STATE CAPTURE: 4 companies that owe SA millions
On Sunday evening global consultancy Bain & Company unexpectedly announced it was setting aside the R164 million it earned for restricting the operational model of the SA Revenue Service (SARS) as it did not deliver “sustainable, positive” results.
This followed two days of testimony from partner Vittorio Massone at the Nugent commission of Inquiry, who has since stepped down from his role as managing partner and will now focus on cooperating with the commission.
Bain & Company is not the only firm that has set aside, paid back or been ordered to return money received from state-owned entities as SA investigates the extent of state capture.
1. KPMG – R23m payment confirmed in February 2018
KPMG was paid R23m by the SA Revenue Service for its work on the controversial ‘rogue unit’ report which alleged former Finance Minister Pravin Gordhan ought to have known about the unit.
But in 2017, after an internal investigation, KPMG said the conclusions, recommendations and legal opinions of the report could no longer be relied upon.
Critics say that the report has been instrumental in destabilising SARS.
KPMG offered to pay back the R23m or make an equal donation to charity – and confirmed in February that the monies had been paid back to SARS.
Additionally KPMG said it would donate R40m towards education and anti-corruption for non-profit organisations.
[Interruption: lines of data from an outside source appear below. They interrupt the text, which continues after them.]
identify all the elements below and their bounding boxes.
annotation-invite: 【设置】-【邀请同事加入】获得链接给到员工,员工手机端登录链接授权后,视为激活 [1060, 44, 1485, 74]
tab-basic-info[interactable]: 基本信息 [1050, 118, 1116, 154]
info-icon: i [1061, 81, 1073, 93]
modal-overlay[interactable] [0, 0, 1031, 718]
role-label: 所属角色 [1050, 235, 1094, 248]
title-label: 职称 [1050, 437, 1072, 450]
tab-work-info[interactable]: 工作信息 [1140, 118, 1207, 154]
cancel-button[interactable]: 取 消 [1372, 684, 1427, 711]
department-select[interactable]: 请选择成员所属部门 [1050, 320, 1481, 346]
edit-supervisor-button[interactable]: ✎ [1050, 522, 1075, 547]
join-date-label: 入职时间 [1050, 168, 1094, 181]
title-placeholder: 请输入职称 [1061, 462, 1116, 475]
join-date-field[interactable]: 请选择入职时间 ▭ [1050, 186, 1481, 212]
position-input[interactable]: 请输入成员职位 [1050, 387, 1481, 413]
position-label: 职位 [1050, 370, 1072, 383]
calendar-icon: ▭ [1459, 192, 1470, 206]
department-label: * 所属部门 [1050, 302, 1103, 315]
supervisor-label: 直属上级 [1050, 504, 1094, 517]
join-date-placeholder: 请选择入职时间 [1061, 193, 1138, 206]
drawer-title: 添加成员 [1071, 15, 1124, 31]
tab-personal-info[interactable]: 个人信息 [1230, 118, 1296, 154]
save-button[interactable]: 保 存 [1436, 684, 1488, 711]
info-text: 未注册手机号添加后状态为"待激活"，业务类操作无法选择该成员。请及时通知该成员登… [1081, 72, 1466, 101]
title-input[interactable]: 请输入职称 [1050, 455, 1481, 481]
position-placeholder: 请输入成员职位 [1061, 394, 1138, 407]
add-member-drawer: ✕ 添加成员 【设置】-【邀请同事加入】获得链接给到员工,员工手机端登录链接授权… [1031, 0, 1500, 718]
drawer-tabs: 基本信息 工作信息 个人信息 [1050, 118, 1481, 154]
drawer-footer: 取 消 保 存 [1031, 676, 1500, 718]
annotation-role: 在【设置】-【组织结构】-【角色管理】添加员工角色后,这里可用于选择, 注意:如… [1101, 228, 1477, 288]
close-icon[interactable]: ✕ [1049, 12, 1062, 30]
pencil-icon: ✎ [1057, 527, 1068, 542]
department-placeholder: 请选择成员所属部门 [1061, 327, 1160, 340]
The R40m is the total fees KPMG earned from Gupta-related entities for services it provided since 2002.
2. McKinsey – approximately R1bn paid in July 2018
Global consultancy McKinsey paid back R902m to Eskom for its work on the power utility's 2016 Turnaround programme.
This after the tender processes followed were irregular – rendering the contract invalid – as determined by the National Prosecuting Authority in January 2018. The parties eventually reached a settlement and on July 9 Eskom confirmed the money had been repaid.
3. Trillian – R600m still owed to Eskom
Gupta-linked company Trillian owes Eskom R600m. Trillian was McKinsey’s empowerment partner in the Eskom contract, which the NPA had found to be invalid. As a result, the payment Eskom made to the company is illegal.
Unlike McKinsey, Trillian has not paid the money back and Eskom is following a legal process to recover it.
“In December we will be going to court to face-up with Trillian to demand our R600m back,” Eskom CEO Phakamani Hadebe told Parliament in August.
4. Bain – R164m
Bain issued a statement on Sunday September 9, 2018 indicating that an independent investigation it commissioned last week found that the work done on a operational restructuring plan at SARS did not deliver “sustainable, positive” results.
As a result Bain said it will set aside the R164m it earned, including interest. It said these funds would be used as the Nugent Commission of Inquiry - which is investigating SARS - prescribes, or in the absence of recommendations the global consultancy will seek guidance from civil society, government, and business leaders on how it can be used for the benefit of SA.